Personal information
- Full name: Ömer Çubukçu
- Nationality: Turkey
- Born: 10 May 1980 (age 46) Pasinler, Erzurum, Turkey
- Height: 1.68 m (5 ft 6 in)
- Weight: 66 kg (146 lb)

Sport
- Sport: Freestyle wrestling
- Club: Şekerspor Wrestling Club
- Coached by: Gürsel Uzunca

Medal record
Men's freestyle wrestling
Representing Turkey
European Championships
| Bronze medal – third place | 2004 Ankara | 66 kg |
| Bronze medal – third place | 2003 Riga | 66 kg |
Mediterranean Games
| Bronze medal – third place | 2001 Tunis | 63 kg |
World Juniors Championships
| Silver medal – second place | 2000 Nantes | 63 kg |
European Juniors Championships
| Silver medal – second place | 2000 Sofia | 63 kg |

= Ömer Çubukçu =

Turkish freestyle wrestler (born 1980)

Ömer Çubukçu (born May 10, 1980 in Pasinler, Erzurum) is a retired amateur Turkish freestyle wrestler, who competed in the men's welterweight category. He won a bronze medal in the 63-kg division at the 2001 Mediterranean Games in Tunis, Tunisia, and also represented his nation Turkey at the 2004 Summer Olympics, finishing seventh in the process. Throughout his sporting career, Cubukcu trained full-time for Şekerspor Wrestling Club in Ankara under his personal coach Gürsel Uzunca.

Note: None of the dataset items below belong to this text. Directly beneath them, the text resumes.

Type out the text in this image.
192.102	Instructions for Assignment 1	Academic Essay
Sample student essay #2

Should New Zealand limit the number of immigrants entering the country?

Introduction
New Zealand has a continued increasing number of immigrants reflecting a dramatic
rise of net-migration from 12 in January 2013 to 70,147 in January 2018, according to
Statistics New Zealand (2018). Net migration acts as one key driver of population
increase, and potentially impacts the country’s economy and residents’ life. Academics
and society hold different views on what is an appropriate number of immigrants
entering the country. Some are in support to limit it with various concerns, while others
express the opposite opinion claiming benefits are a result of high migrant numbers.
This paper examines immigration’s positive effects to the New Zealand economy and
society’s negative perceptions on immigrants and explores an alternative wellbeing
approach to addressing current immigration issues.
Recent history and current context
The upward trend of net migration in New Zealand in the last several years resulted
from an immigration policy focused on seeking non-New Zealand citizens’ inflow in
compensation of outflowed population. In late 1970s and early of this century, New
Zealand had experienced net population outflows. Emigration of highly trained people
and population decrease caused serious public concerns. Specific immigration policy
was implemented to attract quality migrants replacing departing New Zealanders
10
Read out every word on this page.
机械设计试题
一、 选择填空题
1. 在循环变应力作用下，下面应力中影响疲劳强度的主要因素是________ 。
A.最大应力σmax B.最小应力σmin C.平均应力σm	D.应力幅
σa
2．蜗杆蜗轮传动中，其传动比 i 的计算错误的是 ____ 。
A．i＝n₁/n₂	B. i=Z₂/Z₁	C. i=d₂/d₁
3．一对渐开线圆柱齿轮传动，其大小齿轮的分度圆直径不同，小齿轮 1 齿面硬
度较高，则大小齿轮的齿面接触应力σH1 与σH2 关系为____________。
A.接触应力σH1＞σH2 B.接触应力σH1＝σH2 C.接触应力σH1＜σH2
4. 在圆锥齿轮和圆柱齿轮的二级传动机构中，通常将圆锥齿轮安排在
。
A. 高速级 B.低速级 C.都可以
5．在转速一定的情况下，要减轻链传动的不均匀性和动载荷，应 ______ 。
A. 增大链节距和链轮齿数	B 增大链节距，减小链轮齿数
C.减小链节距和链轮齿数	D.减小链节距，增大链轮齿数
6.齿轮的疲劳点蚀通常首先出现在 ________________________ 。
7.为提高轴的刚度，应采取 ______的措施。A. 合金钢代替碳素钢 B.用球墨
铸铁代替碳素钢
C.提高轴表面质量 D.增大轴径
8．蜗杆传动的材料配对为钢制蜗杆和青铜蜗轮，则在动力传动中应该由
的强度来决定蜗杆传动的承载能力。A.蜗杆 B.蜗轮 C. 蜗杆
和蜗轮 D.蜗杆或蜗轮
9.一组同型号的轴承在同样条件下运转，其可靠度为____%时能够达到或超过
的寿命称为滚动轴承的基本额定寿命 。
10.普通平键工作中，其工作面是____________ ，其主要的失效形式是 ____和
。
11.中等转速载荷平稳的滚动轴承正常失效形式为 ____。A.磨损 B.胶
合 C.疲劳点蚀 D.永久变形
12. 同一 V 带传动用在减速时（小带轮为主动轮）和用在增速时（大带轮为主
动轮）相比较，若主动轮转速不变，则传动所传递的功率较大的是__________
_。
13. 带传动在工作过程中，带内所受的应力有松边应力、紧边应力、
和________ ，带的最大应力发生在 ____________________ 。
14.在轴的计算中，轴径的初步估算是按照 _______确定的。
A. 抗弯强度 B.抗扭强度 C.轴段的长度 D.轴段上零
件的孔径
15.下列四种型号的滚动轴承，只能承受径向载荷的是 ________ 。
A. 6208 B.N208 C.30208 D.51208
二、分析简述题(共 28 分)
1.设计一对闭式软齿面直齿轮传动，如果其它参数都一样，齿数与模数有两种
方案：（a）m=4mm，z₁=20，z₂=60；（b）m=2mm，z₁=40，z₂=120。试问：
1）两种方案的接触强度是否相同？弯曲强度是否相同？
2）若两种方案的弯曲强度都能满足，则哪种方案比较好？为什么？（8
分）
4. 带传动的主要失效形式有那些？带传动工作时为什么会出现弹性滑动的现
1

Cubukcu emerged into sporting fame at the 2001 Mediterranean Games in Tunis, Tunisia, where he ousted his Egyptian rival Ibrahim Hassan for the bronze medal in the 63-kg division. He also picked up two more medals to his career hardware with a similar color in the men's 66 kg class at the European Championships (2003 and 2004).

At the 2004 Summer Olympics in Athens, Cubukcu qualified for the Turkish squad in the men's welterweight class (66 kg). Earlier in the process, he placed fourth from the Olympic Qualification Tournament in Sofia, Bulgaria to guarantee his spot on the Turkish wrestling team to the Games. Cubukcu dominated the prelim pool matches by thrashing two-time Olympian Štefan Fernyák of Slovakia (5–1) and Hungary's Gábor Hatos (3–1) to secure him a place for the medal rounds. As he faced against Russia's Makhach Murtazaliev in the quarterfinals, Cubukcu could not display a phenomenal maneuver from the prelims, and lost the match with a comfortable 0–6 decision, placing seventh in the final standings.